Last updated: April 2025

We collect only the data needed to operate your app (anonymous or registered), manage subscriptions via RevenueCat, and optionally send marketing emails. All data—stored in Firebase—are processed under GDPR principles (lawfulness, purpose limitation, data minimization) and secured with industry best practices. You always control your data: you can delete readings, opt out of marketing, or remove your account. We never sell personal data.

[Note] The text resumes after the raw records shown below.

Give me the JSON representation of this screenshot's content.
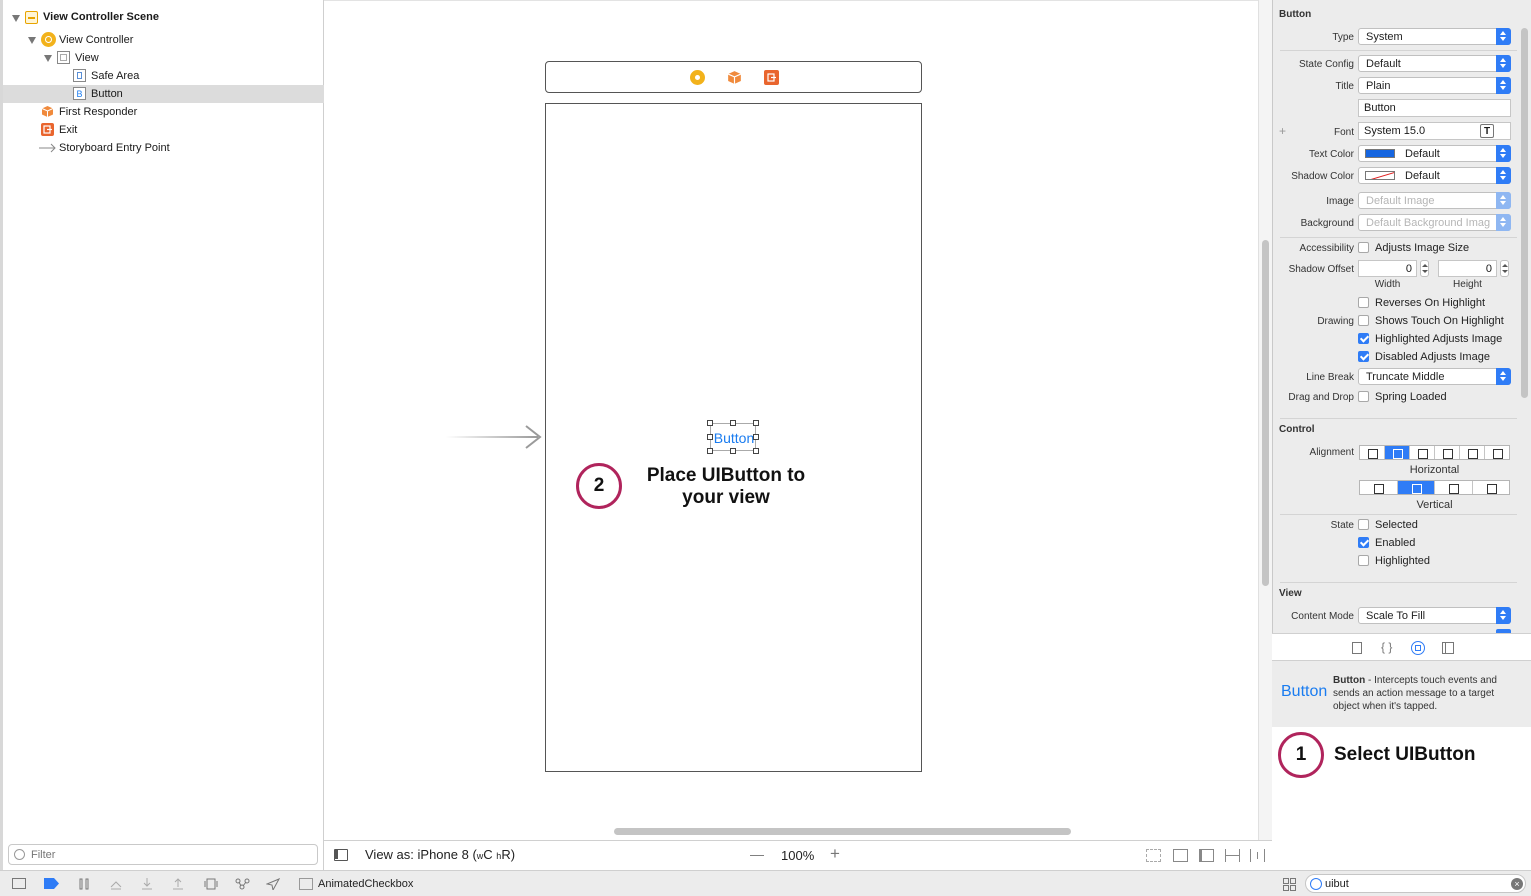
{
  "outline": {
    "items": [
      {
        "label": "View Controller Scene",
        "icon": "scene-icon"
      },
      {
        "label": "View Controller",
        "icon": "view-controller-icon"
      },
      {
        "label": "View",
        "icon": "view-icon"
      },
      {
        "label": "Safe Area",
        "icon": "safe-area-icon"
      },
      {
        "label": "Button",
        "icon": "button-icon",
        "icon_glyph": "B"
      },
      {
        "label": "First Responder",
        "icon": "first-responder-icon"
      },
      {
        "label": "Exit",
        "icon": "exit-icon"
      },
      {
        "label": "Storyboard Entry Point",
        "icon": "entry-arrow-icon"
      }
    ],
    "filter_placeholder": "Filter"
  },
  "canvas": {
    "button_title": "Button",
    "step2_number": "2",
    "step2_text_line1": "Place UIButton to",
    "step2_text_line2": "your view"
  },
  "canvas_footer": {
    "view_as": "View as: iPhone 8 (",
    "w_prefix": "w",
    "w_class": "C",
    "h_prefix": "h",
    "h_class": "R)",
    "zoom": "100%",
    "zoom_out": "—",
    "zoom_in": "+"
  },
  "bottom_bar": {
    "project_name": "AnimatedCheckbox"
  },
  "inspector": {
    "button_section": "Button",
    "type_label": "Type",
    "type_value": "System",
    "state_config_label": "State Config",
    "state_config_value": "Default",
    "title_label": "Title",
    "title_value": "Plain",
    "title_text": "Button",
    "font_label": "Font",
    "font_value": "System 15.0",
    "font_plus": "+",
    "text_color_label": "Text Color",
    "text_color_value": "Default",
    "shadow_color_label": "Shadow Color",
    "shadow_color_value": "Default",
    "image_label": "Image",
    "image_placeholder": "Default Image",
    "background_label": "Background",
    "background_placeholder": "Default Background Imag",
    "accessibility_label": "Accessibility",
    "adjusts_image_size": "Adjusts Image Size",
    "shadow_offset_label": "Shadow Offset",
    "shadow_width": "0",
    "shadow_height": "0",
    "width_caption": "Width",
    "height_caption": "Height",
    "drawing_label": "Drawing",
    "reverses_on_highlight": "Reverses On Highlight",
    "shows_touch_on_highlight": "Shows Touch On Highlight",
    "highlighted_adjusts_image": "Highlighted Adjusts Image",
    "disabled_adjusts_image": "Disabled Adjusts Image",
    "line_break_label": "Line Break",
    "line_break_value": "Truncate Middle",
    "drag_drop_label": "Drag and Drop",
    "spring_loaded": "Spring Loaded",
    "control_section": "Control",
    "alignment_label": "Alignment",
    "horizontal_caption": "Horizontal",
    "vertical_caption": "Vertical",
    "state_label": "State",
    "selected": "Selected",
    "enabled": "Enabled",
    "highlighted": "Highlighted",
    "view_section": "View",
    "content_mode_label": "Content Mode",
    "content_mode_value": "Scale To Fill"
  },
  "library": {
    "item_preview": "Button",
    "item_name": "Button",
    "item_desc": " - Intercepts touch events and sends an action message to a target object when it's tapped.",
    "step1_number": "1",
    "step1_text": "Select UIButton",
    "search_value": "uibut"
  },
  "colors": {
    "accent": "#2f7cf6",
    "step_ring": "#b0245c",
    "button_tint": "#1a7cf0",
    "text_color_swatch": "#1565e0"
  }
}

1. Interpretation and Definitions

1.1 Interpretation

Capitalized terms have the meanings given here, whether singular or plural.

1.2 Definitions

  • Account: your unique identity in our Service (anonymous or registered).
  • Application / Service: any mobile app developed by Loheden AI Solutions AB.
  • Company / We / Us: Loheden AI Solutions AB, Sweden.
  • Personal Data: information relating to an identified or identifiable person.
  • Usage Data: automatically collected diagnostic, device, and interaction data.
  • Service Provider: third parties processing data on our behalf (e.g., Firebase, RevenueCat).
  • You / User: the individual using the App.

2. Information We Collect

We collect information necessary to provide and improve our Services. The types of information depend on how you use the App:

2.1 Authentication & Account Data

  • • Unique authentication identifiers provided by our authentication systems (e.g., Firebase Authentication User ID), which act as your primary identifier within the Service, whether you are an anonymous or registered user.
  • • Optional profile information (such as email address, name) if You choose to create a registered account using methods like Google Sign-In, Sign in with Apple, email/password, or other supported social logins.

2.2 Usage & Device Data

  • • Technical information automatically collected, such as IP address, device type, unique device identifiers (e.g., IDFA/IDFV if permitted by You), operating system version, app version, interaction timestamps, screens visited, features used, crash reports, and performance data.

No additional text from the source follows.